Linus Torvalds has announced the release of Linux 5.8. He’s said throughout the 5.8 release candidate kernels that 5.8 is a big release, yet the key standout is that there isn’t a key standout. While in the past, big releases have been marked by specific contributions – such as significant register descriptions for AMD GPUS in kernel 4.12 – 5.8 is “really all over the place”, with over 14,000 non-merge (summary) code commits and counting.
The first two weeks of a kernel development cycle are referred to as the “merge window”, when disruptive changes are allowed and new features land. The latter weeks of the cycle are for stabilisation and bug fixing. New features landing in 5.8 include a tweak to how the kernel handles swappiness, security fixes and many other enhancements. LWN has a good writeup at www.lwn.net.
Andy Lutomirski noted that support for FSGSBASE is queued up for Linux 5.9 and could do with some additional testing from the curious. The tests are in tools/testing/selftests/x86/fsgsbase_64.
Last Branch Records
Intel CPUS have long implemented support for tracking taken branches in running applications. A new set of patches aims to add support a newly Architectural LBR, meaning a standardised mechanism that will work across many generations without model-specific enablement being required. The aim of such code is to enhance the Linux perf command to track branch records generically, the results being useful for a variety of optimisation tricks, such as provided by AUTOFDO.
Modern programs are formed from millions of small sequences of CPU instructions interspersed every five instructions or so with a branch (jump) to some other piece of code.
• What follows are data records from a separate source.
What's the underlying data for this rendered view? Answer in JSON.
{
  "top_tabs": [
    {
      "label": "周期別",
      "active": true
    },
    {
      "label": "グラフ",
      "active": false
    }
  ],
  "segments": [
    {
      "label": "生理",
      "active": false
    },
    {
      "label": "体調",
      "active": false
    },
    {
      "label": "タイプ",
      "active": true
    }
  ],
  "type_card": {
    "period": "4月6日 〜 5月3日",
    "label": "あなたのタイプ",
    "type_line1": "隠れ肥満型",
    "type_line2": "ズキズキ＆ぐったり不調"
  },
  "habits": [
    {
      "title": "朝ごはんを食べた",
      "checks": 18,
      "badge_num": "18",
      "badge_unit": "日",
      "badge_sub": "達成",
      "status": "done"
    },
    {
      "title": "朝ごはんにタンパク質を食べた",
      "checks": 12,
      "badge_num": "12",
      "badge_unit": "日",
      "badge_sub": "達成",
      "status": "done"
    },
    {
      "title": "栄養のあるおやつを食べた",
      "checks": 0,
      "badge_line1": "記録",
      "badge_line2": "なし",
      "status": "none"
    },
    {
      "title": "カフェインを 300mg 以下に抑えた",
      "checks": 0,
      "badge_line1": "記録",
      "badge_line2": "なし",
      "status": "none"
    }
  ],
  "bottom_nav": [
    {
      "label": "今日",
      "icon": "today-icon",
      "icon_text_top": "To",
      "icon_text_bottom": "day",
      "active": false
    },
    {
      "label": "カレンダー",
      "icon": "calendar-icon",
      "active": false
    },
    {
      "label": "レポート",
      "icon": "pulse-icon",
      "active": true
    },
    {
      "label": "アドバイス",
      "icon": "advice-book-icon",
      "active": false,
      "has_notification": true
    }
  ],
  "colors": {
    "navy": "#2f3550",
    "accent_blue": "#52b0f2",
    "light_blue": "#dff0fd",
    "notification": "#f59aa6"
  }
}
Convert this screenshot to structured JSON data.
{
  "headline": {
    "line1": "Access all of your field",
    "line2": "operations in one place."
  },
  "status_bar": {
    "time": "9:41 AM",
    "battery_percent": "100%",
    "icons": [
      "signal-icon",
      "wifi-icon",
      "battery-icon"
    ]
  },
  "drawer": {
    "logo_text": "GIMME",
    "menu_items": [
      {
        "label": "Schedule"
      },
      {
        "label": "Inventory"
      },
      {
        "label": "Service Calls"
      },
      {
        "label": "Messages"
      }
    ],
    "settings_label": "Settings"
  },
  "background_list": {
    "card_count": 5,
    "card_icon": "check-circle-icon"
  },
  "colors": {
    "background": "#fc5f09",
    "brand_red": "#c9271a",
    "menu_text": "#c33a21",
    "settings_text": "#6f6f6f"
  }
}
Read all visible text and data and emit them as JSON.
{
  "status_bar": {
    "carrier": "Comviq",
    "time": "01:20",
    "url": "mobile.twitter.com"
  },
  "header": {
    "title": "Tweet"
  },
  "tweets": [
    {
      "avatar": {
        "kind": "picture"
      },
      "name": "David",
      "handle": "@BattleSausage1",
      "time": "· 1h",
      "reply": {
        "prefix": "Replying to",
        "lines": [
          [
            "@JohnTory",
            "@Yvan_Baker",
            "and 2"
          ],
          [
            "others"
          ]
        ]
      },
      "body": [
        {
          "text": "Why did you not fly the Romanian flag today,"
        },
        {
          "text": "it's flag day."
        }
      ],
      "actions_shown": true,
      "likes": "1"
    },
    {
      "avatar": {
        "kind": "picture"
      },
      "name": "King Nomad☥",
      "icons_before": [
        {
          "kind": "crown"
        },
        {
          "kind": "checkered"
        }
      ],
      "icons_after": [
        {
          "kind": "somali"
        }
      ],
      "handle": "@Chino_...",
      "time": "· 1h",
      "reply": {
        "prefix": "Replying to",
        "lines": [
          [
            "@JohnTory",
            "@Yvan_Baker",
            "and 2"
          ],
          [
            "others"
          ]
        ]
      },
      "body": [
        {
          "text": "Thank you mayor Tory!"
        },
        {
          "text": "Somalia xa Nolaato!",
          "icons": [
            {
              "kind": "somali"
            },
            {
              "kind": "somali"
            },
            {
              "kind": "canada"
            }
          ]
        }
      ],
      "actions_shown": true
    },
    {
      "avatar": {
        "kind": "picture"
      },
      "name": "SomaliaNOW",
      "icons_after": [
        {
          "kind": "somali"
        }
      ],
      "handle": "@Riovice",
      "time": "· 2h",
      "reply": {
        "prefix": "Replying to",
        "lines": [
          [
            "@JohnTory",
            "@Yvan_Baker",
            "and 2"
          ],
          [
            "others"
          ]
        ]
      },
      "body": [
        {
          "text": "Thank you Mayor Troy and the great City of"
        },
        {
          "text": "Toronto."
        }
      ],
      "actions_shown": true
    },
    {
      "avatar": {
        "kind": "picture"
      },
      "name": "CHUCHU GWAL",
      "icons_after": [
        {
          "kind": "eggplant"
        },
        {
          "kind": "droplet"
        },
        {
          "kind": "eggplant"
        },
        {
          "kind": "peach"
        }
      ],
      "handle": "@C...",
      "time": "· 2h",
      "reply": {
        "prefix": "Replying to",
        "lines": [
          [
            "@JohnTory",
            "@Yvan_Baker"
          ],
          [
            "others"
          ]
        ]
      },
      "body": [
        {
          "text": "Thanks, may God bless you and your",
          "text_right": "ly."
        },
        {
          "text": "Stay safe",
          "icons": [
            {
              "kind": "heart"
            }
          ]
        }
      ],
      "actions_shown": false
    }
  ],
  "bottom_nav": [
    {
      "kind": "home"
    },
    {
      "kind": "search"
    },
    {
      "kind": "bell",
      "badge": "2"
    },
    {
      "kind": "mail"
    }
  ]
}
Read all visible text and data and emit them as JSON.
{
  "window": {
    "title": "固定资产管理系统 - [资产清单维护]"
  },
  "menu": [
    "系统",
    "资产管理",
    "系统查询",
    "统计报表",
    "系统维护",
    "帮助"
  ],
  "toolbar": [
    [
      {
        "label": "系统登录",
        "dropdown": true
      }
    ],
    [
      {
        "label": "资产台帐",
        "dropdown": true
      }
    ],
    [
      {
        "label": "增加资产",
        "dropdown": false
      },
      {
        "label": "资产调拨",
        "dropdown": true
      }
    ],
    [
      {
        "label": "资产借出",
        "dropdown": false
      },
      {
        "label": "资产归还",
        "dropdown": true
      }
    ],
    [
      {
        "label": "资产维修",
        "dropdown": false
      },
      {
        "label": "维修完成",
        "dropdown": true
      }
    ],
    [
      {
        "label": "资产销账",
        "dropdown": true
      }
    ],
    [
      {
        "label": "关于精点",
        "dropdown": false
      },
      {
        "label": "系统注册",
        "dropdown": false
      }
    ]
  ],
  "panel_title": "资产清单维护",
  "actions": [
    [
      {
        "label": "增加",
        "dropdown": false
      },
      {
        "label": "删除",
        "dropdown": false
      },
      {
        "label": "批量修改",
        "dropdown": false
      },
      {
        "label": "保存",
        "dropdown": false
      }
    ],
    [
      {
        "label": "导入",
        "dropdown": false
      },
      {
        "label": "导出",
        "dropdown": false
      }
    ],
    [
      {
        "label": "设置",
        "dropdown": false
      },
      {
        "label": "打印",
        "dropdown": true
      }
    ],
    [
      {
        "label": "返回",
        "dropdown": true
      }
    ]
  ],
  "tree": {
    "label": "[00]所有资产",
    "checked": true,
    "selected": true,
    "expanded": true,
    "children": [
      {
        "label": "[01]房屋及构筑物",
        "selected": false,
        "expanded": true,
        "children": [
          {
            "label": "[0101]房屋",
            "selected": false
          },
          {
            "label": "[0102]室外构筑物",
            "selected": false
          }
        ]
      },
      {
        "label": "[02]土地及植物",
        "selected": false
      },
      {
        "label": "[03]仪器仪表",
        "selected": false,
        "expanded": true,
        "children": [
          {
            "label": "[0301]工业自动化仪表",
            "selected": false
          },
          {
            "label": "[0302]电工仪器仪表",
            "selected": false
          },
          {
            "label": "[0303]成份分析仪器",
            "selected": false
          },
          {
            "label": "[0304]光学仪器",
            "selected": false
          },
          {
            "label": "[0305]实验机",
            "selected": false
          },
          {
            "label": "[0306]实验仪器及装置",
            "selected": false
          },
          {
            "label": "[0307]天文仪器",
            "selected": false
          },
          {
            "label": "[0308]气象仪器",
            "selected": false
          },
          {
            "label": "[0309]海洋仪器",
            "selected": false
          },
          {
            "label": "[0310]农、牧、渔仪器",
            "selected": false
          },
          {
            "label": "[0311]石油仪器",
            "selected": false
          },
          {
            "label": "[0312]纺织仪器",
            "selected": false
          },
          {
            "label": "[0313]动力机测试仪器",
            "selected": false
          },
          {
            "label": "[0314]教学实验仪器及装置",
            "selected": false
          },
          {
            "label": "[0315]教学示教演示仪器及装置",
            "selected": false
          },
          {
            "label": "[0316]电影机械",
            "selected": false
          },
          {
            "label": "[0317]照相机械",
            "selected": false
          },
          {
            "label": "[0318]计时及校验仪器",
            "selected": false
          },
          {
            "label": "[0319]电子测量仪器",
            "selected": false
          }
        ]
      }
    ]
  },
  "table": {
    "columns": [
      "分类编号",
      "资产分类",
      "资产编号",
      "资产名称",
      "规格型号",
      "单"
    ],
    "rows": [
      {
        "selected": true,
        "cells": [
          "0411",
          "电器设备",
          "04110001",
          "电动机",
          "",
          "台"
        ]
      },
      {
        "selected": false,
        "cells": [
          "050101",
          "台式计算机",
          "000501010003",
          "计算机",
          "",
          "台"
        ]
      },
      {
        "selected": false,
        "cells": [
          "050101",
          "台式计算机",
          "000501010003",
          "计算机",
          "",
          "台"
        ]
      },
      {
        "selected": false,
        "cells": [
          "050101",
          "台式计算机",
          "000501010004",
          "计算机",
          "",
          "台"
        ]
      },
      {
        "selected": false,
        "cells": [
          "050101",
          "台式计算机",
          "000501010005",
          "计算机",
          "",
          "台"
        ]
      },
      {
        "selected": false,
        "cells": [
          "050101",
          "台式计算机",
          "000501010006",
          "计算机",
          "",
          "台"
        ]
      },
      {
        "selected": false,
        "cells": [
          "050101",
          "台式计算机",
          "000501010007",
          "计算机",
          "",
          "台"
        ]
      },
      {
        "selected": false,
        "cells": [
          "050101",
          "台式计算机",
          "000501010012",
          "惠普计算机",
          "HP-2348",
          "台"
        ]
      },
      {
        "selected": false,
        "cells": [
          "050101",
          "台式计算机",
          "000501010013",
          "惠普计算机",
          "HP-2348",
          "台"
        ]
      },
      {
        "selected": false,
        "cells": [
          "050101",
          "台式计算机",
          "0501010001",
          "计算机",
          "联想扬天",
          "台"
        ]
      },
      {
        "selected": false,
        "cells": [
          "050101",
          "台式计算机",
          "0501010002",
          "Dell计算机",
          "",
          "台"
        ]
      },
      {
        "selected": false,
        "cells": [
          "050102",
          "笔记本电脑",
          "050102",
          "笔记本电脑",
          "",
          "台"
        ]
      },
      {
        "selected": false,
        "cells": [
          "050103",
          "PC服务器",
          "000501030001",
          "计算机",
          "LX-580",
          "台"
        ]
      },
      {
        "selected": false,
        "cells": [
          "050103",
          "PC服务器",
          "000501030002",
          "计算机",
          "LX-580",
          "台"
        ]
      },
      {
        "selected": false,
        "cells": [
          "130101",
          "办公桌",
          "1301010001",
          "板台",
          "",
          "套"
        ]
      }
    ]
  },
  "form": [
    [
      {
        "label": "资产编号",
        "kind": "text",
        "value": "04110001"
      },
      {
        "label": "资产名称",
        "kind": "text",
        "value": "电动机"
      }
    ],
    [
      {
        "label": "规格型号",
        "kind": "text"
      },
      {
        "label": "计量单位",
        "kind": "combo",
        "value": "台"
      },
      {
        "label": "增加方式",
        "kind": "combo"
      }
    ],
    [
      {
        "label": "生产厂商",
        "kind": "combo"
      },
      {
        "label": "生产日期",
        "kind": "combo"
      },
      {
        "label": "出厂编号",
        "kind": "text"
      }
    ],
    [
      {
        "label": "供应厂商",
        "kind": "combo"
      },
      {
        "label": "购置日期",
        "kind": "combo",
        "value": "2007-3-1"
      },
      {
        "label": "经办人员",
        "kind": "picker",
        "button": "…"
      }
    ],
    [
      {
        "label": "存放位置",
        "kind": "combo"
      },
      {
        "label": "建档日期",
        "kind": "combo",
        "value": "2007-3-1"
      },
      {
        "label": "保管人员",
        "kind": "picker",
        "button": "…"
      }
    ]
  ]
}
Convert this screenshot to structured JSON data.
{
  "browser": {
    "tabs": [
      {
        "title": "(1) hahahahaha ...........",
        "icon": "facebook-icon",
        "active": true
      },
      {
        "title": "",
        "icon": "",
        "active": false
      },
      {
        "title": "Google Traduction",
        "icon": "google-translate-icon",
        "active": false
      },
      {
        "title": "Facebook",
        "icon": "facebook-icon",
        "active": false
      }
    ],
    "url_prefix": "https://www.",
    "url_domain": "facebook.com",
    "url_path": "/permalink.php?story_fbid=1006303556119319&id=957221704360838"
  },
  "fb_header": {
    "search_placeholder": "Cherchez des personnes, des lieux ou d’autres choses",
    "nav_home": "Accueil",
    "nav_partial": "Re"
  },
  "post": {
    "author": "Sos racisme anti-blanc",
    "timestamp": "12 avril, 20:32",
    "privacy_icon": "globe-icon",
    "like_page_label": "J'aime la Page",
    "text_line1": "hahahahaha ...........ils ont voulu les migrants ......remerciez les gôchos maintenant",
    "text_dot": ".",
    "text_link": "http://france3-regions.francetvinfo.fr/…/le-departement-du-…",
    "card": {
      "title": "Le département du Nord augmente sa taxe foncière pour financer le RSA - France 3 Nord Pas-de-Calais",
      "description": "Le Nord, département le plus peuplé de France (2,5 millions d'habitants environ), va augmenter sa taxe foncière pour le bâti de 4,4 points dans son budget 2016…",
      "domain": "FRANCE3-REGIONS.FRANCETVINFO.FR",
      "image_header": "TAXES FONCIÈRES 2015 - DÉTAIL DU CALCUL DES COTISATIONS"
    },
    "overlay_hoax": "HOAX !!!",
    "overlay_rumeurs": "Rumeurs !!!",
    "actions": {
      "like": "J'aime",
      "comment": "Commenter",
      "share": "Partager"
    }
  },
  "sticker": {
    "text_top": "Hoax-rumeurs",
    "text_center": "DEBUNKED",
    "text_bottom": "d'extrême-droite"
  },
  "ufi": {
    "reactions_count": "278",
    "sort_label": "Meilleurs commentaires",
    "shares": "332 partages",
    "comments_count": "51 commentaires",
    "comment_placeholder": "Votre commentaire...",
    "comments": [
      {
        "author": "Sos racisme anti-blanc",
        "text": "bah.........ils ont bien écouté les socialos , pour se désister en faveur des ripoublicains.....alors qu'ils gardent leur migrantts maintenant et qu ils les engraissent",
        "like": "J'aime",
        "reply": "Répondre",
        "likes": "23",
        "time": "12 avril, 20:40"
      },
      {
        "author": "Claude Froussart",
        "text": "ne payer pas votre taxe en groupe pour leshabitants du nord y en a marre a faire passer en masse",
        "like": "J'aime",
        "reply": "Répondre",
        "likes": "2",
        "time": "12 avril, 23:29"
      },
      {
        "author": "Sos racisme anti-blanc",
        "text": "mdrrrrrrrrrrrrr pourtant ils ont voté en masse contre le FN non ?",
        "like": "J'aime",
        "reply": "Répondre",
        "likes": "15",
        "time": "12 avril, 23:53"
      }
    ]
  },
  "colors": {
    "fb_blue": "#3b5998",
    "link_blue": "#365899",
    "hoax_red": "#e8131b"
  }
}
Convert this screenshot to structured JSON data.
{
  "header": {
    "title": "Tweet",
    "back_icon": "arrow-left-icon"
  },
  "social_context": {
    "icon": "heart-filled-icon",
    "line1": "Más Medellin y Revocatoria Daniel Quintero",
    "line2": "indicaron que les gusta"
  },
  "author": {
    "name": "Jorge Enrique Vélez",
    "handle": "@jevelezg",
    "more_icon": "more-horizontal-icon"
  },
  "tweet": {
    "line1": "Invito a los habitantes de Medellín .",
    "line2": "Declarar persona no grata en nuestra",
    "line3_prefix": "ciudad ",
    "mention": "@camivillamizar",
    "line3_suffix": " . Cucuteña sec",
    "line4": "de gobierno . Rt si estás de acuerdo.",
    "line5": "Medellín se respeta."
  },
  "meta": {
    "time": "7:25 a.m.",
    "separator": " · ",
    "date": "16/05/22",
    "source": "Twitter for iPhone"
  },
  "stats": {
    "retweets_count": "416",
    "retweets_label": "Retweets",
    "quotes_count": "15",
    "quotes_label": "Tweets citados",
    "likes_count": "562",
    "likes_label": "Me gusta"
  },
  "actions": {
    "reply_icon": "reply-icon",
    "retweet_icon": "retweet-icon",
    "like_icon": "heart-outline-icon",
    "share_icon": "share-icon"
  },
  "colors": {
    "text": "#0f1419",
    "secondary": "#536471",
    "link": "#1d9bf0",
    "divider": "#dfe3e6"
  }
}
These branches happen in response to a conditional such as an if . It can be useful for profiling purposes to be able to understand which branches are being frequently taken to optimise application code.
Traditionally, profiling of an application would require instrumentation of the binary itself, and a user or developer would have to run this special version of the binary to collect profiling data that could be fed back into the compiler for optimising a final production build. Relatively few developers fully utilise this process due to the steps involved. There is another way, however, and that involves profiling an application with hardware help.
Last Branch Records are that help on x86. They collect the addresses of the last so many taken branches and store them into a buffer that can be read by the Linux perf tool. It can then generate the same kind of data as in the modified binary, but without the special build, and feed this into a compiler performing automated optimisation of an application at build time.
The patches include improved context switching via the XSAVES (Intel) CPU instruction, among many other additional improvements.